Anyway. For vacuum tubes. What is the lowest nV/Sqrt (Hz) noise in the amplifier. And also transistor amplifiers. Can someone give a list of white noises of amplifiers down the decades and timeline of the improvements and technology?

One of the receivers I used and repaired was the R-1051. A odd-ball solid-state receiver with two tubes in the RF end for signal overload immunity (transmitters were usually close to the receiver sites/antennas) and EMP protection (the tube would flash-over but would be expected to recover and still work).
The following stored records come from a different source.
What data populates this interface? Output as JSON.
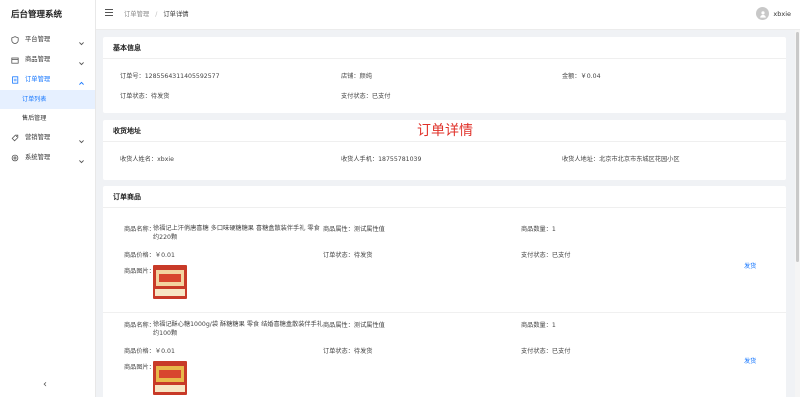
{
  "app": {
    "title": "后台管理系统"
  },
  "sidebar": {
    "items": [
      {
        "label": "平台管理",
        "icon": "shield-icon"
      },
      {
        "label": "商品管理",
        "icon": "box-icon"
      },
      {
        "label": "订单管理",
        "icon": "document-icon",
        "open": true,
        "children": [
          {
            "label": "订单列表",
            "active": true
          },
          {
            "label": "售后管理"
          }
        ]
      },
      {
        "label": "营销管理",
        "icon": "tag-icon"
      },
      {
        "label": "系统管理",
        "icon": "gear-icon"
      }
    ],
    "collapse_glyph": "‹"
  },
  "header": {
    "breadcrumb": [
      "订单管理",
      "订单详情"
    ],
    "breadcrumb_sep": "/",
    "username": "xbxie"
  },
  "overlay_title": "订单详情",
  "basic_info": {
    "title": "基本信息",
    "order_no": "订单号：1285564311405592577",
    "shop": "店铺：颜纯",
    "amount": "金额：￥0.04",
    "order_status": "订单状态：待发货",
    "pay_status": "支付状态：已支付"
  },
  "shipping": {
    "title": "收货地址",
    "name": "收货人姓名：xbxie",
    "phone": "收货人手机：18755781039",
    "address": "收货人地址：北京市北京市东城区花园小区"
  },
  "products": {
    "title": "订单商品",
    "ship_label": "发货",
    "items": [
      {
        "name_label": "商品名称：",
        "name": "徐福记上汗俏唐喜糖 多口味硬糖糖果 喜糖盒散装伴手礼 零食 约220颗",
        "attr": "商品属性：测试属性值",
        "qty": "商品数量：1",
        "price": "商品价格：￥0.01",
        "order_status": "订单状态：待发货",
        "pay_status": "支付状态：已支付",
        "image_label": "商品图片："
      },
      {
        "name_label": "商品名称：",
        "name": "徐福记酥心糖1000g/袋 酥糖糖果 零食 结婚喜糖盒散装伴手礼 约100颗",
        "attr": "商品属性：测试属性值",
        "qty": "商品数量：1",
        "price": "商品价格：￥0.01",
        "order_status": "订单状态：待发货",
        "pay_status": "支付状态：已支付",
        "image_label": "商品图片："
      }
    ]
  },
  "colors": {
    "accent": "#1677ff",
    "overlay": "#e0322a"
  }
}
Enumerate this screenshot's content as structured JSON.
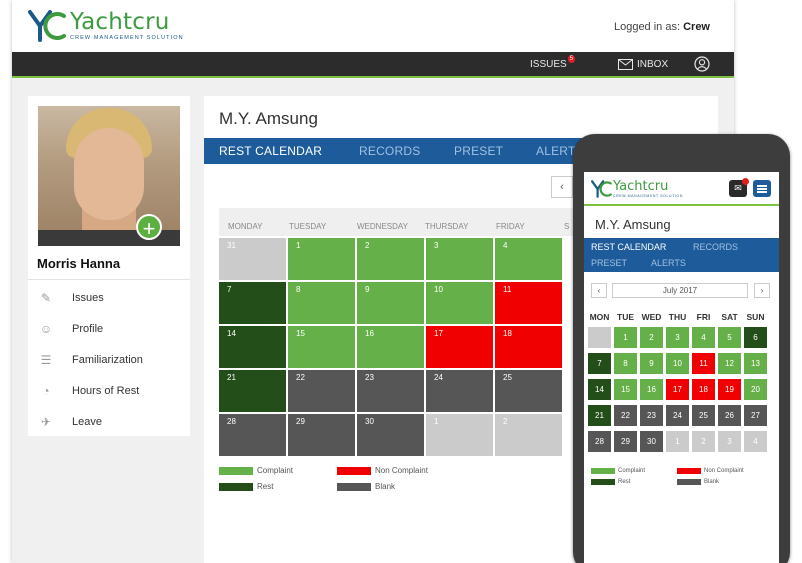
{
  "app": {
    "logo_name": "Yachtcru",
    "logo_subtitle": "CREW MANAGEMENT SOLUTION",
    "logged_in_label": "Logged in as:",
    "logged_in_user": "Crew"
  },
  "nav": {
    "issues_label": "ISSUES",
    "issues_badge": "5",
    "inbox_label": "INBOX"
  },
  "profile": {
    "name": "Morris Hanna",
    "menu": [
      {
        "label": "Issues",
        "icon": "pen-icon"
      },
      {
        "label": "Profile",
        "icon": "person-icon"
      },
      {
        "label": "Familiarization",
        "icon": "list-icon"
      },
      {
        "label": "Hours of Rest",
        "icon": "clock-icon"
      },
      {
        "label": "Leave",
        "icon": "plane-icon"
      }
    ]
  },
  "main": {
    "vessel": "M.Y. Amsung",
    "tabs": [
      "REST CALENDAR",
      "RECORDS",
      "PRESET",
      "ALERTS"
    ],
    "prev_label": "‹",
    "day_headers": [
      "MONDAY",
      "TUESDAY",
      "WEDNESDAY",
      "THURSDAY",
      "FRIDAY",
      "S"
    ],
    "weeks": [
      [
        {
          "d": "31",
          "s": "out"
        },
        {
          "d": "1",
          "s": "complaint"
        },
        {
          "d": "2",
          "s": "complaint"
        },
        {
          "d": "3",
          "s": "complaint"
        },
        {
          "d": "4",
          "s": "complaint"
        }
      ],
      [
        {
          "d": "7",
          "s": "rest"
        },
        {
          "d": "8",
          "s": "complaint"
        },
        {
          "d": "9",
          "s": "complaint"
        },
        {
          "d": "10",
          "s": "complaint"
        },
        {
          "d": "11",
          "s": "non"
        }
      ],
      [
        {
          "d": "14",
          "s": "rest"
        },
        {
          "d": "15",
          "s": "complaint"
        },
        {
          "d": "16",
          "s": "complaint"
        },
        {
          "d": "17",
          "s": "non"
        },
        {
          "d": "18",
          "s": "non"
        }
      ],
      [
        {
          "d": "21",
          "s": "rest"
        },
        {
          "d": "22",
          "s": "blank"
        },
        {
          "d": "23",
          "s": "blank"
        },
        {
          "d": "24",
          "s": "blank"
        },
        {
          "d": "25",
          "s": "blank"
        }
      ],
      [
        {
          "d": "28",
          "s": "blank"
        },
        {
          "d": "29",
          "s": "blank"
        },
        {
          "d": "30",
          "s": "blank"
        },
        {
          "d": "1",
          "s": "out"
        },
        {
          "d": "2",
          "s": "out"
        }
      ]
    ]
  },
  "legend": {
    "complaint": "Complaint",
    "non_complaint": "Non Complaint",
    "rest": "Rest",
    "blank": "Blank"
  },
  "colors": {
    "complaint": "#66b04a",
    "rest": "#234d19",
    "non": "#f00000",
    "blank": "#565656",
    "out": "#cbcbcb",
    "brand_blue": "#1e5b9a",
    "brand_green": "#3d9a3f"
  },
  "phone": {
    "vessel": "M.Y. Amsung",
    "tabs": [
      "REST CALENDAR",
      "RECORDS",
      "PRESET",
      "ALERTS"
    ],
    "month_label": "July  2017",
    "prev_label": "‹",
    "next_label": "›",
    "day_headers": [
      "MON",
      "TUE",
      "WED",
      "THU",
      "FRI",
      "SAT",
      "SUN"
    ],
    "weeks": [
      [
        {
          "d": "",
          "s": "out"
        },
        {
          "d": "1",
          "s": "complaint"
        },
        {
          "d": "2",
          "s": "complaint"
        },
        {
          "d": "3",
          "s": "complaint"
        },
        {
          "d": "4",
          "s": "complaint"
        },
        {
          "d": "5",
          "s": "complaint"
        },
        {
          "d": "6",
          "s": "rest"
        }
      ],
      [
        {
          "d": "7",
          "s": "rest"
        },
        {
          "d": "8",
          "s": "complaint"
        },
        {
          "d": "9",
          "s": "complaint"
        },
        {
          "d": "10",
          "s": "complaint"
        },
        {
          "d": "11",
          "s": "non"
        },
        {
          "d": "12",
          "s": "complaint"
        },
        {
          "d": "13",
          "s": "complaint"
        }
      ],
      [
        {
          "d": "14",
          "s": "rest"
        },
        {
          "d": "15",
          "s": "complaint"
        },
        {
          "d": "16",
          "s": "complaint"
        },
        {
          "d": "17",
          "s": "non"
        },
        {
          "d": "18",
          "s": "non"
        },
        {
          "d": "19",
          "s": "non"
        },
        {
          "d": "20",
          "s": "complaint"
        }
      ],
      [
        {
          "d": "21",
          "s": "rest"
        },
        {
          "d": "22",
          "s": "blank"
        },
        {
          "d": "23",
          "s": "blank"
        },
        {
          "d": "24",
          "s": "blank"
        },
        {
          "d": "25",
          "s": "blank"
        },
        {
          "d": "26",
          "s": "blank"
        },
        {
          "d": "27",
          "s": "blank"
        }
      ],
      [
        {
          "d": "28",
          "s": "blank"
        },
        {
          "d": "29",
          "s": "blank"
        },
        {
          "d": "30",
          "s": "blank"
        },
        {
          "d": "1",
          "s": "out"
        },
        {
          "d": "2",
          "s": "out"
        },
        {
          "d": "3",
          "s": "out"
        },
        {
          "d": "4",
          "s": "out"
        }
      ]
    ]
  }
}
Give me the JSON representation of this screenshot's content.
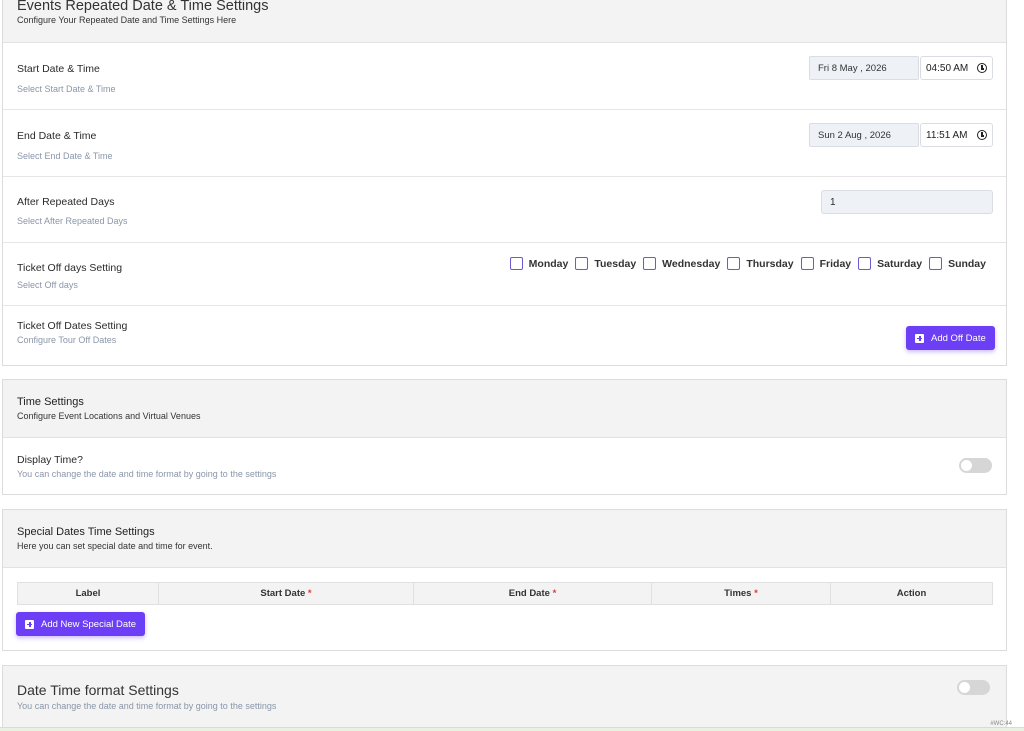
{
  "repeated": {
    "title": "Events Repeated Date & Time Settings",
    "subtitle": "Configure Your Repeated Date and Time Settings Here",
    "start": {
      "title": "Start Date & Time",
      "sub": "Select Start Date & Time",
      "date": "Fri 8 May , 2026",
      "time": "04:50  AM"
    },
    "end": {
      "title": "End Date & Time",
      "sub": "Select End Date & Time",
      "date": "Sun 2 Aug , 2026",
      "time": "11:51  AM"
    },
    "after": {
      "title": "After Repeated Days",
      "sub": "Select After Repeated Days",
      "value": "1"
    },
    "offdays": {
      "title": "Ticket Off days Setting",
      "sub": "Select Off days",
      "days": [
        "Monday",
        "Tuesday",
        "Wednesday",
        "Thursday",
        "Friday",
        "Saturday",
        "Sunday"
      ]
    },
    "offdates": {
      "title": "Ticket Off Dates Setting",
      "sub": "Configure Tour Off Dates",
      "button": "Add Off Date"
    }
  },
  "time_settings": {
    "title": "Time Settings",
    "subtitle": "Configure Event Locations and Virtual Venues",
    "display": {
      "title": "Display Time?",
      "sub": "You can change the date and time format by going to the settings",
      "enabled": false
    }
  },
  "special": {
    "title": "Special Dates Time Settings",
    "subtitle": "Here you can set special date and time for event.",
    "columns": [
      "Label",
      "Start Date",
      "End Date",
      "Times",
      "Action"
    ],
    "required_mark": "*",
    "button": "Add New Special Date"
  },
  "format": {
    "title": "Date Time format Settings",
    "sub": "You can change the date and time format by going to the settings",
    "enabled": false
  },
  "footer_tag": "#WC:44"
}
The RF noise and sensitivity stats are not stellar but we used them for world-wide HF communications links on ships and shore radio stations because man-made and atmospheric noise was a much larger factor than internal noise.
https://armyradio.com/R-1051B-HF-Communications-Receiver.html
https://www.navy-radio.com/manuals/r1051B-427-2010-7209.pdf

 

[sophiecentaur]

Someone just told me that radio equiptments in the 1970s can be sensitive down to 1 uV

You need to be careful with this sort of 'evidence'. An adequate service level for sound VHF FM would be around 5mV into 50Ω (see what the first level of a Google search gives you) Stereo reception requires higher signals than mono. The problem with fm receotion is that there is a threshold effect, below which the signal just dies. Compare this with AM which keeps going as the signal level reduces and your brain has to drag information out a a hissy signal on a comms channel.

You'd need to poke around in google an find some good data to fit what you actually want to know.